I believe that this is why so many people who finally get out of the bullshit, drama of the drug life end up being successful as business owners.

Also, why so many people relapse back into it after choosing or being forced out of it.

My answer to the question of why I don’t do drugs had to be more than just the obvious “Because they’re bad,” because everyone knows that. Everyone knows that they take people from families and homes and lives from people. I tried to go deeper for an answer. And these answers are what I came up with.

One, I don’t want to sell drugs. And in order to pay for your own habit – I figured out years ago – you have to sell.

I got tired of seeing desperate faces who would do just about anything to get high. I got tired of some of the places you end up when buying or selling; they were sometimes dark in ways that would haunt you.

I got so tired of the demand and the excuses like when they told me they had the money before I got there and now that I’m there – they do not.

I got tired of everyone robbing everyone. It’s an every day occurrence. I got tired of people robbing me.

There are no real, true friends in the drug world. You literally can trust no one.

There is so much running around. It’s an endless cycle of hell. And it makes you the worst kind of tired and worn out.

The threat of prison, jail and death don’t even make some people bat an eye – but it’s a damn good reason not to for me.
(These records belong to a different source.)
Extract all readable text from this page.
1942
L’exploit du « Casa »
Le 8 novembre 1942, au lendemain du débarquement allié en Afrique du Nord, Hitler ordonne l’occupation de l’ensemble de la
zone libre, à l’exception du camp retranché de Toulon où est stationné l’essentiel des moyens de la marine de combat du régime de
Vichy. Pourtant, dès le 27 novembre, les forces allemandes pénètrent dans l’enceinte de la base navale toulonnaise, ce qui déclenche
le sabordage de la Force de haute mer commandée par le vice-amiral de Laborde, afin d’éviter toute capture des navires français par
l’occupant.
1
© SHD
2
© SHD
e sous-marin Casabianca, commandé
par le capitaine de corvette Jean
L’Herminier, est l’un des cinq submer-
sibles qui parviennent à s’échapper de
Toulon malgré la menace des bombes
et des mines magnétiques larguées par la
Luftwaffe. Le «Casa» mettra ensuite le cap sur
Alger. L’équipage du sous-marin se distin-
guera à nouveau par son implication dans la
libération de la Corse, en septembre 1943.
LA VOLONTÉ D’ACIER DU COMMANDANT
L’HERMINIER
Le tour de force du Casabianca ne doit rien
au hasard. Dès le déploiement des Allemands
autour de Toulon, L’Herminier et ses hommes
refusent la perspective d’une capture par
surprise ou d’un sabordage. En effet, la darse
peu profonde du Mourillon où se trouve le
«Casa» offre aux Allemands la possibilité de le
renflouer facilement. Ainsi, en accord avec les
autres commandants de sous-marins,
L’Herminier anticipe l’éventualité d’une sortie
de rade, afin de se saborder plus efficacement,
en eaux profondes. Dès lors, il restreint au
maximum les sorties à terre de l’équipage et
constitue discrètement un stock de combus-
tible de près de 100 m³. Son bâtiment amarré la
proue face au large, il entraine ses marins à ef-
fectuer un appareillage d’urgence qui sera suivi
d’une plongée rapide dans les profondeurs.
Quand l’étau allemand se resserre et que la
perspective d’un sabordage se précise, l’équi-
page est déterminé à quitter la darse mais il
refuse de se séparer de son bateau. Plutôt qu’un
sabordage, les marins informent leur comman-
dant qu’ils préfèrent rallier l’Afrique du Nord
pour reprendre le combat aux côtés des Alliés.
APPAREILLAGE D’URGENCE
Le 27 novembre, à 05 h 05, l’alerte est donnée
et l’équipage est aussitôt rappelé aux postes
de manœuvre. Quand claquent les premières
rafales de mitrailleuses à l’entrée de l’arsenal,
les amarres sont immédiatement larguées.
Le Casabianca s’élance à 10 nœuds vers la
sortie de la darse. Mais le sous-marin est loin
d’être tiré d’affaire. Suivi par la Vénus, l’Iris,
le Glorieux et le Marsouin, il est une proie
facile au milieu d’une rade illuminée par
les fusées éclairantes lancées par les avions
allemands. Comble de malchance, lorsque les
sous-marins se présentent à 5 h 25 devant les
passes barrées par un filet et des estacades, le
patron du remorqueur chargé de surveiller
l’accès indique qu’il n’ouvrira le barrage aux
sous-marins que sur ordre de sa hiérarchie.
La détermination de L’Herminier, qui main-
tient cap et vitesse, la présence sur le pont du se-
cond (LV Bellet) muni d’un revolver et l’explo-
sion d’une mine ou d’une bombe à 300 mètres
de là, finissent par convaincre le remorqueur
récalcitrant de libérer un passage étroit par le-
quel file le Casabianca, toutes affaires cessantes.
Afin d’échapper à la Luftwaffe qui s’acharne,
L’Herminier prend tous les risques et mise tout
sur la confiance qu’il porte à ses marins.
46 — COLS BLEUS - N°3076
Those places are the most miserable places on earth.

I was tired of looking in the mirror and seeing unhealthy me and losing more of that natural glow and muscle mass.
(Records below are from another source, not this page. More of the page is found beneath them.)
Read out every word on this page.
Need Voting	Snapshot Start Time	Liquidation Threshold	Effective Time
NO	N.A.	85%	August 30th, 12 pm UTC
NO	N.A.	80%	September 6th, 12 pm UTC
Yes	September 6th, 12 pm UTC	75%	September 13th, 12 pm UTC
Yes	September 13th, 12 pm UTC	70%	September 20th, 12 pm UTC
I was tired of something controlling me to the point that I WAS willing to lose everything to keep doing it.

When you’re using – your energy changes and people can feel it. Even if they don’t realize you are using – they have a natural resistance to your energy. I hate that as well. People will immediately feel a sense of distrust and that kills me.

I hate smoke shops. There’s nothing worst than having to go into a smoke shop asking for a “bubble” or “love buddy”. Because even if you state that it’s for a friend (duh) – it is known that you are smoking meth.

Last but not least –

I got tired of seeing people that I love die; figuratively and literally.

The end.

***Photo credit from another wonderful blog, https://tinybuddha.com/blog/swipe-right-on-mindfulness-apprehensive-journey-meditation/

THE Greatest Gift

The greatest gift I have ever given… was to myself. It was sobriety. Not because I was forced or coerced or made to give up that DOC (drug of choice) because I can lie and pass drug tests all day long – but because it was time for me to break those ties that not only bind – but actually strangle you to death. You may or may not die from them in human form, but your heart does… and your mind does. Your emotions and mental suffer almost more than the people around you that love you and can’t seem to find the right life preserver to throw out to you and save you… because it doesn’t exist.
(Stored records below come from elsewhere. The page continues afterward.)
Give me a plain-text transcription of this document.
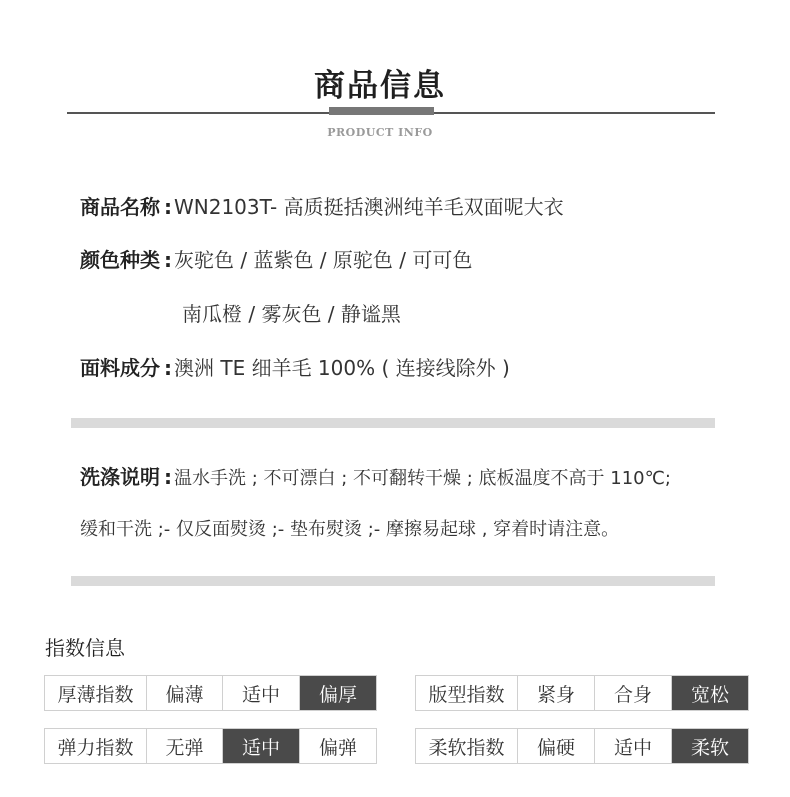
商品信息
PRODUCT INFO
商品名称 : WN2103T- 高质挺括澳洲纯羊毛双面呢大衣
颜色种类 : 灰驼色 / 蓝紫色 / 原驼色 / 可可色
南瓜橙 / 雾灰色 / 静谧黑
面料成分 : 澳洲 TE 细羊毛 100% ( 连接线除外 )
洗涤说明 : 温水手洗 ; 不可漂白 ; 不可翻转干燥 ; 底板温度不高于 110℃;
缓和干洗 ;- 仅反面熨烫 ;- 垫布熨烫 ;- 摩擦易起球 , 穿着时请注意。
指数信息
厚薄指数	偏薄	适中	偏厚	版型指数	紧身	合身	宽松
弹力指数	无弹	适中	偏弹	柔软指数	偏硬	适中	柔软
The only person who can save you is you. And this Christmas I am urging anyone stuck in the horrifying, debilitating, home wrecking, love sucking, life-taking cycle of addiction to give yourself the greatest gift.

Give yourself your life back and your love back and your family back. It doesn’t matter how many steps you have taken away from them… all you have to do is turn around. I know it is hard and I know it makes you seriously ill… but if it can be done with a week in jail… why not do it on your own time at your own choosing… before you’re stuck behind those glass windows in jail peering out a tiny unfrosted spot in a frosted over window at the real world begging and praying to become a part of it once again.

No matter what you believe, kneel down and ask your creator for a speedy withdrawal and for help feeling better and finding the right path again. I am a sober, living, breathing, walking testament to the fact that this can and has worked.

I love you. No matter what. And I want you to once again love yourself like I love you and get out of the pain and despair of the drug world. It never pays out and doesn’t ever love you back. But you already know that. So, please, take my hand and walk with me as a sober soldier of the light and together we can defeat the darkness.